We are here in Accra (at the University of Ghana, Legon) to finish planning out our Independent Study Projects (ISPs), which we will begin in a few days. We wil spend a little over a month working on them anywhere in the country. We also have a big paper (10-15 pages) due in a couple of days, which I don't think anybody has really started. Hopefully the power works tonight. Handwriting 10-15 pages by candlelight? Not so fun.

Laura covered the last week or so pretty thoroughly, I think, so I will refer all of you to her blog for details on our pottery/bead making adventures with the Ewe and Krobo.

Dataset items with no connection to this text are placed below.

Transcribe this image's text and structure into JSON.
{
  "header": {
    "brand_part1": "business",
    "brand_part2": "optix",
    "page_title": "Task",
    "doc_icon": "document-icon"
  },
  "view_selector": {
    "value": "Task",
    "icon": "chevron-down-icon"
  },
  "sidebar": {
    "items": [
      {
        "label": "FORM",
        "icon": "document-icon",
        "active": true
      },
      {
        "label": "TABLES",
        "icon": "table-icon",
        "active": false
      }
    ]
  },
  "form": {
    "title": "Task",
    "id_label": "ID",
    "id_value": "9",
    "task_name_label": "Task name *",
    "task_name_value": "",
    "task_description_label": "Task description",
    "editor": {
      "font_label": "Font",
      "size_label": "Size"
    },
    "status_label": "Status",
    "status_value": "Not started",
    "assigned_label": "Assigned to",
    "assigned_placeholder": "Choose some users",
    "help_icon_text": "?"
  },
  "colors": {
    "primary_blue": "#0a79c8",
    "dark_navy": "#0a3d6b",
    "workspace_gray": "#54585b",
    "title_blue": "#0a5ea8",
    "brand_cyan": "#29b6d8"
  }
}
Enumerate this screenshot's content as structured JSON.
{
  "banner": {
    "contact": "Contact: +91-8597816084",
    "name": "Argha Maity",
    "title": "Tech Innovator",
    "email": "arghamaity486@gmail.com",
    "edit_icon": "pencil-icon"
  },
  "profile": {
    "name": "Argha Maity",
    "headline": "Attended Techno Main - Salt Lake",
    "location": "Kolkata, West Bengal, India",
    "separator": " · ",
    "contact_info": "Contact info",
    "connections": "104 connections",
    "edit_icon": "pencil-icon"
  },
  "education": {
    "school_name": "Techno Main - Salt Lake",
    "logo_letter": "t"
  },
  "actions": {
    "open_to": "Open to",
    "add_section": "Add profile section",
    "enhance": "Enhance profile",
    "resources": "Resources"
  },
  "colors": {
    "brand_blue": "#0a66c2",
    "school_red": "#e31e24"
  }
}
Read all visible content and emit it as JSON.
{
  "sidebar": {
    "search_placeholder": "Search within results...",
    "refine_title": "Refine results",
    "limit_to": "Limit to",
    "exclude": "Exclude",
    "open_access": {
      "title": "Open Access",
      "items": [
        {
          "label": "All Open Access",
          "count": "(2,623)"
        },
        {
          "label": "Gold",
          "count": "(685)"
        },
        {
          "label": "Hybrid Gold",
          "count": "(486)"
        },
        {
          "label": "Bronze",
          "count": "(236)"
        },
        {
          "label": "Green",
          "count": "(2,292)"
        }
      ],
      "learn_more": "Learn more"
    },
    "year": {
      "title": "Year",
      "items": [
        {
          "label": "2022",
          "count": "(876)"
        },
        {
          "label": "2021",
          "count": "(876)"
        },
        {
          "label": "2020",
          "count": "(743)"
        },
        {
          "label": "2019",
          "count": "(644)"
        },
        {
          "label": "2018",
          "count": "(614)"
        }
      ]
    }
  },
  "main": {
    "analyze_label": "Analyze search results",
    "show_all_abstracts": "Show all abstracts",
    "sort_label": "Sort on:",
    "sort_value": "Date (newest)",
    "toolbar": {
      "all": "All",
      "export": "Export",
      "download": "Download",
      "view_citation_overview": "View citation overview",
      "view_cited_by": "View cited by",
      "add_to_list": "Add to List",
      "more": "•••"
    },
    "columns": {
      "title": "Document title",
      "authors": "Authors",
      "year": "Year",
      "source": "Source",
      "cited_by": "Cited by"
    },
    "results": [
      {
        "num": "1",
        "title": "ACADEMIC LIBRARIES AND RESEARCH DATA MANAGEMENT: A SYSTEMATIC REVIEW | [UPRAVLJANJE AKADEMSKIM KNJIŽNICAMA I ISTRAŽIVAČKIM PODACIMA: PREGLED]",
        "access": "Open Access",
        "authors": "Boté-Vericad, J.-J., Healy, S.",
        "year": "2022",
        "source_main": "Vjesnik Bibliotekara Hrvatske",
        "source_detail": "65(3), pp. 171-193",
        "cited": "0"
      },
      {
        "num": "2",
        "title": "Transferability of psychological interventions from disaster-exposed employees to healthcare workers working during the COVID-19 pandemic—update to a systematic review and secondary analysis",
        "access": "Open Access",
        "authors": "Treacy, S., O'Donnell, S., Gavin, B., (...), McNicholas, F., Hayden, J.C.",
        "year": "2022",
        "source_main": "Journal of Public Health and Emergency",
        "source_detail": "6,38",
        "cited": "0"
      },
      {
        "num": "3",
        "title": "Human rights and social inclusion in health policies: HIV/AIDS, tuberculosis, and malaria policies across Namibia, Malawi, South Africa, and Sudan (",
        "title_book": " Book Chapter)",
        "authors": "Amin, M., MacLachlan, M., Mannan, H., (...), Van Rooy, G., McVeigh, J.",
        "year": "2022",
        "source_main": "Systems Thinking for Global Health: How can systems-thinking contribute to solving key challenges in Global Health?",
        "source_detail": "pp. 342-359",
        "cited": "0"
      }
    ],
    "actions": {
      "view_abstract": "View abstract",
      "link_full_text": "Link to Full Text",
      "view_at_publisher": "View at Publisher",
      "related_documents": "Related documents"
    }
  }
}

She left out what we did for class two days ago, though! We spent the whole afternoon relaxing on the beach near Aflao, right by the border with Togo (we were in the SE corner of Ghana). Coconuts cost 20 pesewas each, so I bought two (for roughly a US quarter). I wish I had a picture of us all just chilling there by the ocean with perfect weather, coconuts, and a nice clean beach covered in pretty shells and little (harmless) crabs that run ridiculously fast and blend right in with the sand. It was beautiful.

I'm exhausted after moving all my stuff to the apartment (we're on the fourth floor). It is nice (very typical Ghanaian phrase) - there are four beds (bunked up) in each room. We have running water (and theoretically electricity, but the power was out yesterday and all last night), a balcony, a small bathroom with a shower, and a little "kitchen" area which is just a counter, a sink, and some under-the-counter cupboards.

I'm off to go find lunch now. There used to be a delicious vegetarian stand on campus here at Legon, but apparently it was taking too much business away from the "night market" (an area with a bunch of food stalls and vendors) without being officially a part of the "night market" so they were driven off. So the rumor goes. It's very sad to those of us who spent the last two months dreaming of eating tofu sandwiches and actually-vegetarian soups.

But, that is Ghana. If we're learning one thing here it's to have no expectations.